The Rowntree study that the hon. Gentleman mentioned makes fairly complicated arithmetic equations, but I shall try to break the matter down in my simple mind and compare the position now to the situation I described in Witham in 1968. I believe that a police officer's salary is about £23,000 a year. The cost of even a modest house now is six times that salary. It is also six times a teacher's salary; for a nurse, it is more than seven times. In many ways, those people are rather higher up the scale than the factory worker that I mentioned earlier. Those people are in a far worse position than they would have been 35 years ago.
Is there an answer? The hon. Member for Colchester wishes to return to a mass council house building programme. I see the merit in that, but of course there is the question of the right to buy. The issue reminds me a little of the recitation of "Albert and the Lion" by Stanley Holloway. I cannot remember the exact words, and other Members may have better accents for quoting from it than I do, but the point of it was, why go on producing children to feed them to lions? We want more houses, but we want them to be contained as far as possible in a situation that repeats itself for further generations.
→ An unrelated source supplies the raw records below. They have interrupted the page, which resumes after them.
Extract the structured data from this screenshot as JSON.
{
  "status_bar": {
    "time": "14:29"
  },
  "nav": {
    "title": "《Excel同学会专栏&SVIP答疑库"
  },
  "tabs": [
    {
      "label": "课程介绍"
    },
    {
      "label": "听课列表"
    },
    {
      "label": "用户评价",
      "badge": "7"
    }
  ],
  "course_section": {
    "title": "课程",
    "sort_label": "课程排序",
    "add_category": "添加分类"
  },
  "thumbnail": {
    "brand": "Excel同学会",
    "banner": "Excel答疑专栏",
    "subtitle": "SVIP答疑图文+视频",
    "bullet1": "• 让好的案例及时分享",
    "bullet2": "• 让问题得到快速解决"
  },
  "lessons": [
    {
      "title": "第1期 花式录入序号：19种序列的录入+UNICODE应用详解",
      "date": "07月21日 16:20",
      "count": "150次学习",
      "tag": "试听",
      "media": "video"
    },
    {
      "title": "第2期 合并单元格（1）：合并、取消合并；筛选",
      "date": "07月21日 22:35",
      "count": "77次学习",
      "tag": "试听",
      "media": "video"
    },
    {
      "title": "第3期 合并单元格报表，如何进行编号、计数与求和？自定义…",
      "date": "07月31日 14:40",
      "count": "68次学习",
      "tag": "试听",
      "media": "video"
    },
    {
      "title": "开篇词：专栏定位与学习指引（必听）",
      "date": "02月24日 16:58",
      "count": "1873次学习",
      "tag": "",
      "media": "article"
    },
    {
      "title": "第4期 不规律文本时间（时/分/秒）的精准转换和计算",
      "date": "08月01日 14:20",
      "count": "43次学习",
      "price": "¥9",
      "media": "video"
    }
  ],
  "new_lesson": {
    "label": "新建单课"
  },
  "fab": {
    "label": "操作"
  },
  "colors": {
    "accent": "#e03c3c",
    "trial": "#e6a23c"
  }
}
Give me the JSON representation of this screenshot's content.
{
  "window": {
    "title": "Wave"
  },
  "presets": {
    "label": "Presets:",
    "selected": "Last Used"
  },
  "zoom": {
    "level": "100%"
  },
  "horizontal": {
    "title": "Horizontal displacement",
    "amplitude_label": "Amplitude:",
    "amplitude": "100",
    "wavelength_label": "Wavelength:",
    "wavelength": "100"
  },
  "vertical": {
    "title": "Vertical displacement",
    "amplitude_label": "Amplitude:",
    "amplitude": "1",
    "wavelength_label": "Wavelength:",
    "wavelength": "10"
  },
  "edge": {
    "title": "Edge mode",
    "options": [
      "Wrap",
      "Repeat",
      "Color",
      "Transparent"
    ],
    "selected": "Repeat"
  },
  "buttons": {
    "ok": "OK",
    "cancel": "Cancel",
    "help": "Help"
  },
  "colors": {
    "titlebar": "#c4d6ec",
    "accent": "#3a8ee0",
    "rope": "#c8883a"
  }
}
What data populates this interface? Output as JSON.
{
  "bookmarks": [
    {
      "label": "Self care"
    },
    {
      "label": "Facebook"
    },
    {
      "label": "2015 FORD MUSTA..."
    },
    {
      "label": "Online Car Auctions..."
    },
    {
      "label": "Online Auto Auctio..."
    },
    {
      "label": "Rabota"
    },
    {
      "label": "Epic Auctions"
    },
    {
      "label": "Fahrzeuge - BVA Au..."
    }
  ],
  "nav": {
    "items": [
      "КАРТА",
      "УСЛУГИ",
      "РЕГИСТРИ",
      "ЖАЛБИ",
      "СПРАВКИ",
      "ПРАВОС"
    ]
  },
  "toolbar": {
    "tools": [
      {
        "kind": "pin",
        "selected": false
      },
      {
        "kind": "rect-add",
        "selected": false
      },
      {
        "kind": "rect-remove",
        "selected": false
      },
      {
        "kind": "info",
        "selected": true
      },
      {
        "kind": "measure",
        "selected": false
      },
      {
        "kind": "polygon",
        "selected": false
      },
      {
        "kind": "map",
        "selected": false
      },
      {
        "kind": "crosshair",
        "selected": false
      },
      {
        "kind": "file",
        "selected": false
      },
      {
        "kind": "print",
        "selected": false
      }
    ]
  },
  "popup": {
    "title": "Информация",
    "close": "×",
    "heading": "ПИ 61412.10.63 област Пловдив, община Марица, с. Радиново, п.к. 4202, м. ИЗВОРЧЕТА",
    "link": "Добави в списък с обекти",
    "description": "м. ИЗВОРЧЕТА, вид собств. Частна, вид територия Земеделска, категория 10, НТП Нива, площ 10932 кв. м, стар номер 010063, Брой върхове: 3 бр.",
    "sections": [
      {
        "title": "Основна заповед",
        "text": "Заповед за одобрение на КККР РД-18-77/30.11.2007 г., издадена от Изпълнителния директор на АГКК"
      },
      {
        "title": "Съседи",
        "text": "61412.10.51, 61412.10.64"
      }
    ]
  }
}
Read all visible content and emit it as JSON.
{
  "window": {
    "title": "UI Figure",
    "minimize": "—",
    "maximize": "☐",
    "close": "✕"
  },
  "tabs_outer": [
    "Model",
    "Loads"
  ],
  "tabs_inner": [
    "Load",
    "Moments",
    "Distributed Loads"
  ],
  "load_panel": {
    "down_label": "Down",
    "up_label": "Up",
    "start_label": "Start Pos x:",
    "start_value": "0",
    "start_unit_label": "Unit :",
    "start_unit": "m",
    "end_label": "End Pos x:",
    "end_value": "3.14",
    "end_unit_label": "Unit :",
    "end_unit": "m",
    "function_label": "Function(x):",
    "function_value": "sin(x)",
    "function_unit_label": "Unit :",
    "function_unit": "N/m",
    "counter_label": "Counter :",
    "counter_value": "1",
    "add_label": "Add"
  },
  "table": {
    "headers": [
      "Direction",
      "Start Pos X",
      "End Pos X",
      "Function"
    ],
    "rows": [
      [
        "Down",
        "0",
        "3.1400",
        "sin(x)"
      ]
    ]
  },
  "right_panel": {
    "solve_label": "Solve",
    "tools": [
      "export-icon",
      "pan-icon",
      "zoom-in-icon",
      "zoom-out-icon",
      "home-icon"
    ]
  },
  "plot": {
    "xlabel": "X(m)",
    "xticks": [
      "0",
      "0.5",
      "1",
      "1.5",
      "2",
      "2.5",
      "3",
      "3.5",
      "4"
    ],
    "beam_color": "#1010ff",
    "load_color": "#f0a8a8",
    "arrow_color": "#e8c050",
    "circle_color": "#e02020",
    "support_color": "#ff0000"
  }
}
There will always be a case for the rented market, but I want to think again about the build for sale scheme. Usually, with such schemes, no one has to worry about the right to buy problem because there is no right to buy, as the houses have already been bought. Build for sale operates on the basis that local authorities build houses on land that they acquire. They then sell the house to an approved purchaser, who is a member of a family in need, and they grant a 100 per cent. mortgage. That mortgage should be constructed so that the repayment is similar to an affordable rent. When the family move on, they sell the property and keep the profit, as they would in the private housing market, and the mortgage goes back to the council to be recycled on another property.
Such a scheme certainly needs a large infusion of Government money to pump-prime it and boost it in the first instance, but once it is moving along, it will start to provide affordable housing, owned by the people, in repeating patterns over a wide area of this country.